To see the future of the "happiness industry", head to California: if there's a way to charge money for a service that promises to make life better, some Californian will have figured it out. In certain jails there, nonviolent offenders can pay around $100 a day for an upgrade to a nicer cell, further from violent inmates, and sometimes with the right to use a laptop. Californian life-coaches abound, obviously, while new agers congregate at the world-famous Esalen centre, in Big Sur, to study craniosacral therapy and shamanism. And, as the (California-based) sociologist Arlie Hochschild discovered, in California you can consult a "wantologist" who, for a fee, will help discover what the Want-ology™ self-help system refers to as your "soul wants". Increasingly, Hochschild argues, we are "outsourcing intimate parts of our lives". If you want to – in the US, anyhow – you can now rent a friend, rent a grandma, or pay someone to visit a deceased relative's grave.
California's key contribution to happiness, of course, is to let the rest of us laugh and feel superior; we'd never fall for such nonsense, we tell ourselves, even if we could afford it. But Hochschild's new book, The Outsourced Self, suggests we should not be so smug.

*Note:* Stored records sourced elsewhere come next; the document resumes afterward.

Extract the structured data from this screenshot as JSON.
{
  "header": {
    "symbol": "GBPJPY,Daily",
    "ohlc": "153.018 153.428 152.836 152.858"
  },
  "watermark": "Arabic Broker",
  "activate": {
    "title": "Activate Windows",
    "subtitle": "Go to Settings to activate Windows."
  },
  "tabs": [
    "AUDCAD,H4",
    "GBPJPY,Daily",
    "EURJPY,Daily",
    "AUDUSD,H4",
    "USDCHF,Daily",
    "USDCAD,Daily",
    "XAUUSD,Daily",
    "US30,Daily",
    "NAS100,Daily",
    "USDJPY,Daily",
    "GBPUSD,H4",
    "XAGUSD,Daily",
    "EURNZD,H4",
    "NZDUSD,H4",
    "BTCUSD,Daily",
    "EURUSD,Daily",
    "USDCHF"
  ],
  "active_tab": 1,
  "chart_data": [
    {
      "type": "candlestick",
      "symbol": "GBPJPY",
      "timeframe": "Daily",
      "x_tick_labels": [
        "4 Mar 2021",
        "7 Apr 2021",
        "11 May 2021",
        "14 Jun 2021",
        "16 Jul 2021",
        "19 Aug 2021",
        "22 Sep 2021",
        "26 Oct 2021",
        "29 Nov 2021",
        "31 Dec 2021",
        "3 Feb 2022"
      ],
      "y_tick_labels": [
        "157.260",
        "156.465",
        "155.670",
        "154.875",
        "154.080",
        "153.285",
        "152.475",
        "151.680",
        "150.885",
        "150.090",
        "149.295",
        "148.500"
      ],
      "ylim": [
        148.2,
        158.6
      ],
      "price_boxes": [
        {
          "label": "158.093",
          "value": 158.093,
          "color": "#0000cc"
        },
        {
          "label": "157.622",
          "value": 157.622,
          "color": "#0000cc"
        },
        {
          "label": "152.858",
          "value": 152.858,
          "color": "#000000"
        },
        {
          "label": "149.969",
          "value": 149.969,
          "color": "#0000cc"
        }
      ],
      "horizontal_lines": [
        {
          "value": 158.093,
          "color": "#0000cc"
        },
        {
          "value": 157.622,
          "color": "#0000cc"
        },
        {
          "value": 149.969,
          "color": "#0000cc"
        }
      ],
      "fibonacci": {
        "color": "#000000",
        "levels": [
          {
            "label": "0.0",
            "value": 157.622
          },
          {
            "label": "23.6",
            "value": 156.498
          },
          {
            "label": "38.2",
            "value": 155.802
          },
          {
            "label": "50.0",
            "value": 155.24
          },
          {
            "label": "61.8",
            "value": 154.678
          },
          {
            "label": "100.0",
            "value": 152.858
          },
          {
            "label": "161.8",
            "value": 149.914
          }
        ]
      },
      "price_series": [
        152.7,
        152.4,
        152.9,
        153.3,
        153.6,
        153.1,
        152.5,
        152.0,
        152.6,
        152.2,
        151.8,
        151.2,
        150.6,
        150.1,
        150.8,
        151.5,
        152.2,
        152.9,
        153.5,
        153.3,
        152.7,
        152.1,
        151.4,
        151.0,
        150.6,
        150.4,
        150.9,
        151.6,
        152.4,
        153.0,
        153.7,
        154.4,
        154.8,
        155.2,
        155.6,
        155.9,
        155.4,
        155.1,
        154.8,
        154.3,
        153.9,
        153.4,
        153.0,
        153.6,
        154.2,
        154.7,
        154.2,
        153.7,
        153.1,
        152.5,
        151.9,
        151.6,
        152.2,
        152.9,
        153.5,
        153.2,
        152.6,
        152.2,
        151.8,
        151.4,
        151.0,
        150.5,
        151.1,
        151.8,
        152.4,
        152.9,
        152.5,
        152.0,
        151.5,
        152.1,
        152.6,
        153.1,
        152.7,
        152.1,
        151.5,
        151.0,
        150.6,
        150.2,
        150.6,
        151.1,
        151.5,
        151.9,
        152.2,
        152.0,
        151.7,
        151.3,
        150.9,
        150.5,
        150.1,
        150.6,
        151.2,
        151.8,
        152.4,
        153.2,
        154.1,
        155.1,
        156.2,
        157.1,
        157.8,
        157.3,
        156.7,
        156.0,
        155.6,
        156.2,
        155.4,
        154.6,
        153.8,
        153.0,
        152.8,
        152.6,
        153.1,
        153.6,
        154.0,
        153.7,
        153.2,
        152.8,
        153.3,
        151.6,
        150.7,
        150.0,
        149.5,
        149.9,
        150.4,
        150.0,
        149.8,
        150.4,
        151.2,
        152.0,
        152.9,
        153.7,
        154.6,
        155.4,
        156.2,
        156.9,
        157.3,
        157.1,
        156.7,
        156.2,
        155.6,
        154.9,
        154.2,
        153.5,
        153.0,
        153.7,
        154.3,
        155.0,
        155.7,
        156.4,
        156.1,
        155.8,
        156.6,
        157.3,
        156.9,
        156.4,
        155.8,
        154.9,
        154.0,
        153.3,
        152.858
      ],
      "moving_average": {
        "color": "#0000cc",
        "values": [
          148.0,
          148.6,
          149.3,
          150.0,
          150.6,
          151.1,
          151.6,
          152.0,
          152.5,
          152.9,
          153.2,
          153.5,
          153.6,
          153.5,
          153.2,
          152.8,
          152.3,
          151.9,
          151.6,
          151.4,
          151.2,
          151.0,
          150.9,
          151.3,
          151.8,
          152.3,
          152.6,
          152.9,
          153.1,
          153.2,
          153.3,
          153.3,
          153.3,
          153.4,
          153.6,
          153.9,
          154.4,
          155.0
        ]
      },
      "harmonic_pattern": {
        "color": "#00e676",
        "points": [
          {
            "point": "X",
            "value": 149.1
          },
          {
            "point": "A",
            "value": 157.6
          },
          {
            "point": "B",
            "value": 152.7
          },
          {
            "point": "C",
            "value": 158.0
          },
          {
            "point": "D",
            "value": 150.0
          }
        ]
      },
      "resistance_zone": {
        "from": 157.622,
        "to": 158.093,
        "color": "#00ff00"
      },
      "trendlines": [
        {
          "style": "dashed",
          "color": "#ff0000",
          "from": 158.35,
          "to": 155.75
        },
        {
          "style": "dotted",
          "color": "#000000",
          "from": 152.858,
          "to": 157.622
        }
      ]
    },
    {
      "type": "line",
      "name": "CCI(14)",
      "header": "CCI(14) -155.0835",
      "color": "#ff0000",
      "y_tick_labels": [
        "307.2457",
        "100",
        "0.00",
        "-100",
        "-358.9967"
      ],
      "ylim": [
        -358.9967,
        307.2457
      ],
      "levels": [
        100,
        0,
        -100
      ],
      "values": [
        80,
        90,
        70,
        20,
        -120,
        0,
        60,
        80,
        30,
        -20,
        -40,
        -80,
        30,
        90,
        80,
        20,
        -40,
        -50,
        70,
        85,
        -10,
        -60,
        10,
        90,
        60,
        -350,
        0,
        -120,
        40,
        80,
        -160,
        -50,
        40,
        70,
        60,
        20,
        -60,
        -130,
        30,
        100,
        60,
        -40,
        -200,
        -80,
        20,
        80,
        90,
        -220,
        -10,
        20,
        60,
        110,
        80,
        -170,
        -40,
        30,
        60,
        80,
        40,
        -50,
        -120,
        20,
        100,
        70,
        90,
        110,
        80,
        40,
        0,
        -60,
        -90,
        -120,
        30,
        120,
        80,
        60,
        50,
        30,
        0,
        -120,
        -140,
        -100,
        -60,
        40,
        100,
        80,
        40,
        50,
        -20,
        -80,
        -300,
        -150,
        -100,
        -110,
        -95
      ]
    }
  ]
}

We may personally spurn decluttering consultants and wedding planners, but we absorb "the cultural belief in the superiority of what's for sale", assuming the professional version must be best. (In an essay based on the book, Hochschild noted the rise of the phrase "dating in the wild" to mean dating without dating services – or what we used to call "dating".) Even less outre paid services, such as childcare or cleaning or therapy, get us trapped in a cycle: we work harder to pay for them, so have still less time to forge the family and community bonds on which earlier generations might have relied for such support.
The more insidious peril here is the one identified by the political philosopher Michael Sandel: even when the price is fair, there are some things – friendship and graveside visits would seem strong candidates – for which there shouldn't be a price at all. Markets have what Sandel calls a "corrosive tendency", turning life's most important ends into instruments of profit and exchange. Perhaps it's that, not the threat to privacy, that bothers some people so much about Facebook: when social life and advertising are so completely blended, friendship itself suffers. And maybe the special, soul-eroding awfulness of flying with Ryanair lies not in the hidden fees, but in the sense that there are certain services – a glass of water, say, or access to a toilet, for which the airline once threatened to charge – that humans should provide for each other not as market transactions, but because they're humans.
Oddly, when I called Kevin Kreitman, creator of Want-ology™, she basically agreed. She'd developed the approach, she explained, to help people reconnect with what they really wanted – not what the market, among other forces, told them to want. "What alienates us from ourselves is having these longings, then trying to fill them with more money," she said, on the phone from (where else?) California. Her position on paid-for happiness services was one of compromise. If you can afford a cleaner, "that's great, so long as it doesn't lead you to feel your house has to be pristine at all times. And if I ever have to hire somebody to pet my cat, we're leaving town."